Cech szybko pokonany

Turecki as Arda Turan po porażce 0:3 z Hiszpanią był bardzo krytykowany przez kibiców. – Nic nie muszę udowadniać, grałem w reprezentacji ponad 90 razy, a słabych meczów naliczyłbym co najwyżej kilka – odpowiedział.

Czesi radzili sobie bez 35-letniego Tomasa Rosicky’ego - w spotkaniu z Chorwacją weteran naderwał mięsień uda, co oznacza, że pożegnał się z imprezą.

We wtorek na Stade Bollaert-Delelis w Lens jego młodsi koledzy energicznie rozpoczęli pojedynek, ale to Turcy szybko strzeli gola. W 10. minucie zaledwie 18-letni Emre Mor precyzyjnie dograł w pole karne, a Burak Yilmaz widowiskowo pokonał Petra Cecha, dla którego był to 14. występ w finałach ME, czym wyrównał rekord kraju, należący do Karela Poborsky'ego.

Potem Czesi marnowali swoje okazje. Tomas Sivok główkował w słupek, Jaroslav Plasil uderzył z daleka – mniej więcej z 30 metrów - w okienko, ale Volkan Babacan nie dał się zaskoczyć. W 31. minucie Kaderabek ścigał piłkę, chciał jej sięgnąć po wrzutce i wbić ją do siatki. Nie zdążył, niewiele mu zabrakło.

Tufan w zamieszaniu

Po przerwie krwią zalał się Gokhan Gonul. On ucierpiał najbardziej, kiedy w walce o górną piłkę walczyło trzech piłkarzy. Opatrzenie jego pękniętego łuku brwiowego, czyli kontuzji pięściarskiej, zajęło lekarzowi trochę czasu.

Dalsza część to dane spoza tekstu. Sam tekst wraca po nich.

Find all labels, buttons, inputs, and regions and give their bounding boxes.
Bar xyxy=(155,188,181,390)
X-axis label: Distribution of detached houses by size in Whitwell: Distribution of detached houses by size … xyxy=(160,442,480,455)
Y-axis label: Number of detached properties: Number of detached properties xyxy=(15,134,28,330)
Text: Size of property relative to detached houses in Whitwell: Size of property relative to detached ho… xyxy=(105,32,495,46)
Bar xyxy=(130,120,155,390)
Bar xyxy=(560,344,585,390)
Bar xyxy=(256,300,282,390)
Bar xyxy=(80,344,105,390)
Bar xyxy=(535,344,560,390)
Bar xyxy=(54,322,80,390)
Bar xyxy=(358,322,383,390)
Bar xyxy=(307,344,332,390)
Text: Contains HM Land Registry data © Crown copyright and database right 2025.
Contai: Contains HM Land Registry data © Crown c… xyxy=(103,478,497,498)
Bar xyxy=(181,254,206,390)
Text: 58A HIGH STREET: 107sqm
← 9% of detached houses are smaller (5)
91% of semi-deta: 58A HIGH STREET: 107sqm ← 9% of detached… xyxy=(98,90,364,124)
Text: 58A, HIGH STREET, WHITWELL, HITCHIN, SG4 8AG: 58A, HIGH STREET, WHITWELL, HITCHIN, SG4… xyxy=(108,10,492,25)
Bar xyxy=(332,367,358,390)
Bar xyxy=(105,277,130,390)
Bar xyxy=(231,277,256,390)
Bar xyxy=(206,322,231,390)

Czesi próbowali, Babacan pewnie bronił.

Zaatakowali też Turcy. W 65. minucie wykonywali rzut wolny - w zamieszaniu, z ostrego kąta, bardzo mocno z sześciu metrów uderzył Ozan Tufan. I było 2:0.

Czeska reprezentacja wraca do kraju, Turcy mają trzecie miejsce w grupie i muszą czekać na inne wyniki, by się dowiedzieć, czy grają dalej.